Conference aims to build interest in prospecting
Ontario Prospectors Exploration Showcase running this week in Thunder Bay
About 500 mining industry workers are expected to be at Thunder Bay's Valhalla Inn this week for the annual Ontario Prospectors Exploration Showcase.
The three-day event — running Tuesday, April 3 to Thursday, April 5 — will include guest speakers, a trade show and awards banquets, all with the overall goal of building interest in prospecting, said Garry Clark, executive director of the Ontario Prospectors Association.

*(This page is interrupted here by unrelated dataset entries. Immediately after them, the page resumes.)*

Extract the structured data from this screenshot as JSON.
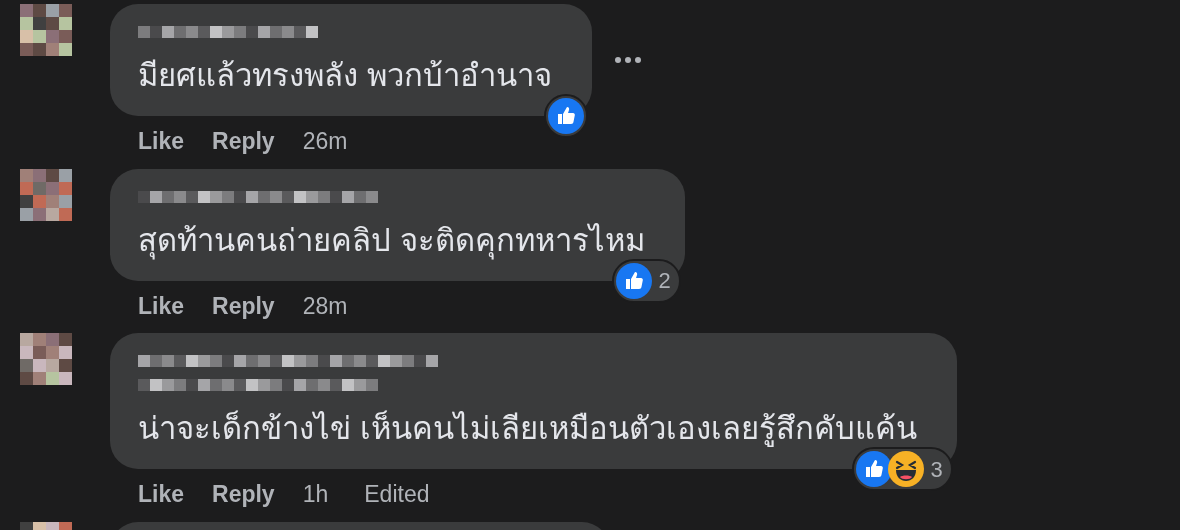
{
  "comments": [
    {
      "text": "มียศแล้วทรงพลัง พวกบ้าอำนาจ",
      "actions": [
        "Like",
        "Reply"
      ],
      "time": "26m",
      "menu_visible": true,
      "reactions": [
        {
          "kind": "like"
        }
      ]
    },
    {
      "text": "สุดท้านคนถ่ายคลิป จะติดคุกทหารไหม",
      "actions": [
        "Like",
        "Reply"
      ],
      "time": "28m",
      "menu_visible": false,
      "reactions": [
        {
          "kind": "like"
        }
      ],
      "reaction_count": "2"
    },
    {
      "text": "น่าจะเด็กข้างไข่ เห็นคนไม่เลียเหมือนตัวเองเลยรู้สึกคับแค้น",
      "actions": [
        "Like",
        "Reply"
      ],
      "time": "1h",
      "edited_label": "Edited",
      "menu_visible": false,
      "reactions": [
        {
          "kind": "like"
        },
        {
          "kind": "haha"
        }
      ],
      "reaction_count": "3"
    }
  ]
}
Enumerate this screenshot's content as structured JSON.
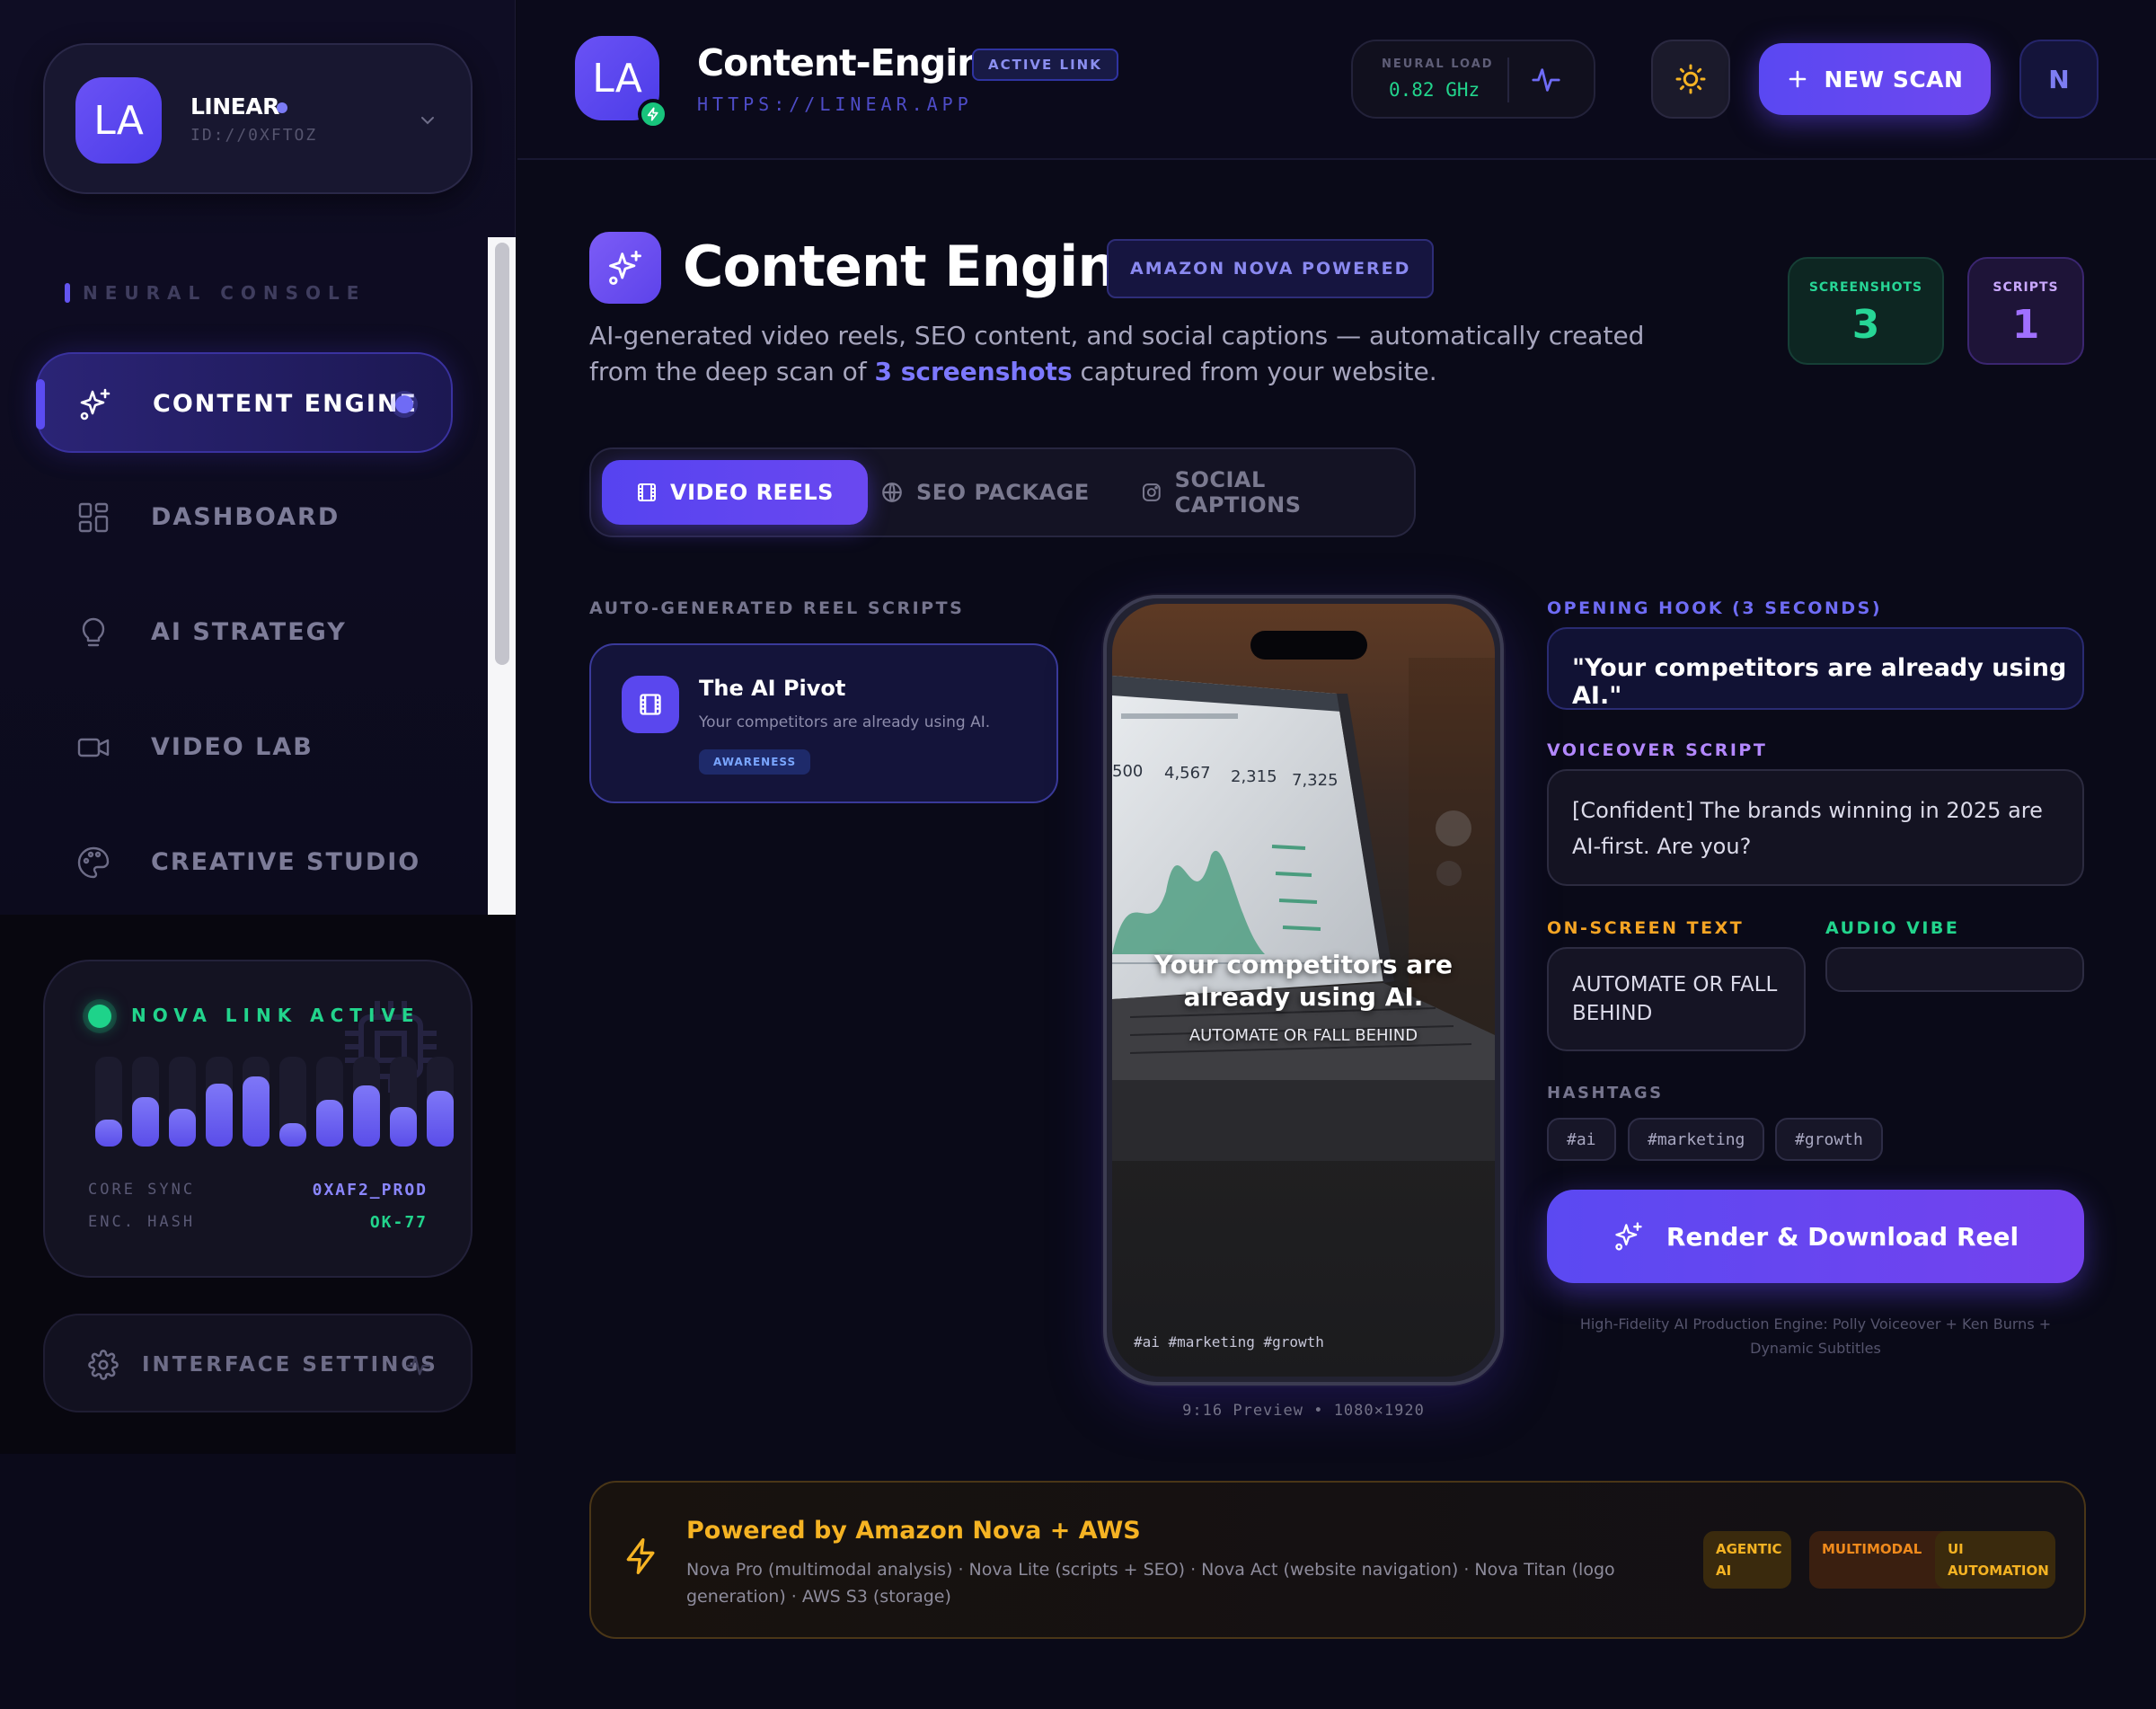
{
  "workspace": {
    "initials": "LA",
    "name": "LINEAR",
    "id": "ID://0XFTOZ"
  },
  "nav": {
    "heading": "NEURAL CONSOLE",
    "items": [
      {
        "label": "CONTENT ENGINE",
        "icon": "sparkles-icon",
        "active": true
      },
      {
        "label": "DASHBOARD",
        "icon": "grid-icon"
      },
      {
        "label": "AI STRATEGY",
        "icon": "lightbulb-icon"
      },
      {
        "label": "VIDEO LAB",
        "icon": "video-camera-icon"
      },
      {
        "label": "CREATIVE STUDIO",
        "icon": "palette-icon"
      }
    ]
  },
  "nova": {
    "status": "NOVA LINK ACTIVE",
    "levels": [
      0.3,
      0.55,
      0.42,
      0.7,
      0.78,
      0.26,
      0.52,
      0.68,
      0.44,
      0.62
    ],
    "rows": [
      {
        "key": "CORE SYNC",
        "value": "0XAF2_PROD",
        "color": "#8b87ff"
      },
      {
        "key": "ENC. HASH",
        "value": "OK-77",
        "color": "#22d48c"
      }
    ]
  },
  "settings": {
    "label": "INTERFACE SETTINGS"
  },
  "topbar": {
    "initials": "LA",
    "title": "Content-Engine",
    "status_pill": "ACTIVE LINK",
    "url": "HTTPS://LINEAR.APP",
    "neural_load_label": "NEURAL LOAD",
    "neural_load_value": "0.82 GHz",
    "new_scan_label": "NEW SCAN",
    "user_initial": "N"
  },
  "hero": {
    "title": "Content Engine",
    "pill": "AMAZON NOVA POWERED",
    "desc_before": "AI-generated video reels, SEO content, and social captions — automatically created from the deep scan of ",
    "desc_highlight": "3 screenshots",
    "desc_after": " captured from your website.",
    "stats": [
      {
        "label": "SCREENSHOTS",
        "value": "3"
      },
      {
        "label": "SCRIPTS",
        "value": "1"
      }
    ]
  },
  "tabs": [
    {
      "label": "VIDEO REELS",
      "icon": "film-icon",
      "active": true
    },
    {
      "label": "SEO PACKAGE",
      "icon": "globe-icon"
    },
    {
      "label": "SOCIAL CAPTIONS",
      "icon": "instagram-icon"
    }
  ],
  "scripts": {
    "heading": "AUTO-GENERATED REEL SCRIPTS",
    "items": [
      {
        "title": "The AI Pivot",
        "subtitle": "Your competitors are already using AI.",
        "tag": "AWARENESS"
      }
    ]
  },
  "preview": {
    "dashboard_numbers": [
      "500",
      "4,567",
      "2,315",
      "7,325"
    ],
    "overlay_title": "Your competitors are already using AI.",
    "overlay_sub": "AUTOMATE OR FALL BEHIND",
    "hashtags_line": "#ai #marketing #growth",
    "caption": "9:16 Preview • 1080×1920"
  },
  "detail": {
    "hook_label": "OPENING HOOK (3 SECONDS)",
    "hook_text": "\"Your competitors are already using AI.\"",
    "vo_label": "VOICEOVER SCRIPT",
    "vo_text": "[Confident] The brands winning in 2025 are AI-first. Are you?",
    "ost_label": "ON-SCREEN TEXT",
    "ost_text": "AUTOMATE OR FALL BEHIND",
    "audio_label": "AUDIO VIBE",
    "audio_value": "",
    "hashtags_label": "HASHTAGS",
    "hashtags": [
      "#ai",
      "#marketing",
      "#growth"
    ],
    "render_label": "Render & Download Reel",
    "render_note": "High-Fidelity AI Production Engine: Polly Voiceover + Ken Burns + Dynamic Subtitles"
  },
  "banner": {
    "title": "Powered by Amazon Nova + AWS",
    "desc": "Nova Pro (multimodal analysis) · Nova Lite (scripts + SEO) · Nova Act (website navigation) · Nova Titan (logo generation) · AWS S3 (storage)",
    "chips": [
      {
        "label": "AGENTIC AI",
        "color": "#f5b323"
      },
      {
        "label": "MULTIMODAL",
        "color": "#f08a1c"
      },
      {
        "label": "UI AUTOMATION",
        "color": "#f5b323"
      }
    ]
  },
  "colors": {
    "accent": "#5b49f2",
    "accent_light": "#7c78ff",
    "success": "#22d48c",
    "warning": "#f5b323",
    "background": "#0a0a18"
  }
}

"The biggest thing we can hope is that some of these people that come here either get interested in becoming a prospector, or interested in prospecting, or that prospectors hook up with companies that they can sell their properties to," Clark said Tuesday.
Shortage of prospectors in the province
Clark said there is a shortage of prospectors in Ontario; in addition, the current workforce is aging.
"There is some younger people that are getting into it, and I think they're finding it to be quite rewarding," he said. "They're working both as prospectors and as consultants, and working for other companies. So they're getting a wide range."
And, Clark said, it is a good time for people to enter the prospecting business, as Ontario's mining industry as a whole is in a good place.
"Right now, the industry's getting back on its feet after a number of years of hard times," he said. "Hard times raising funds, and hard times getting things completed in the field without any money."
"The speculative capital is back into the market, and people are back out prospecting and doing exploration."
Guest speakers, trade show
The showcase itself includes about 40 speakers, and a trade show with about 80 booths. Mining companies, geologists, prospectors and suppliers are all taking part, Clark said.
Also, both the Northwestern Ontario Prospectors Association and the Ontario Prospectors Association will hold their annual awards presentations.
The theme this year is "grassroots prospects lead to new mines," Clark said.
"We have these grassroots prospects that are found by prospectors, and eventually, if they're big enough, they'll turn into a mine," he said. "It's usually a prospector that moves them forward, and then a junior company comes in."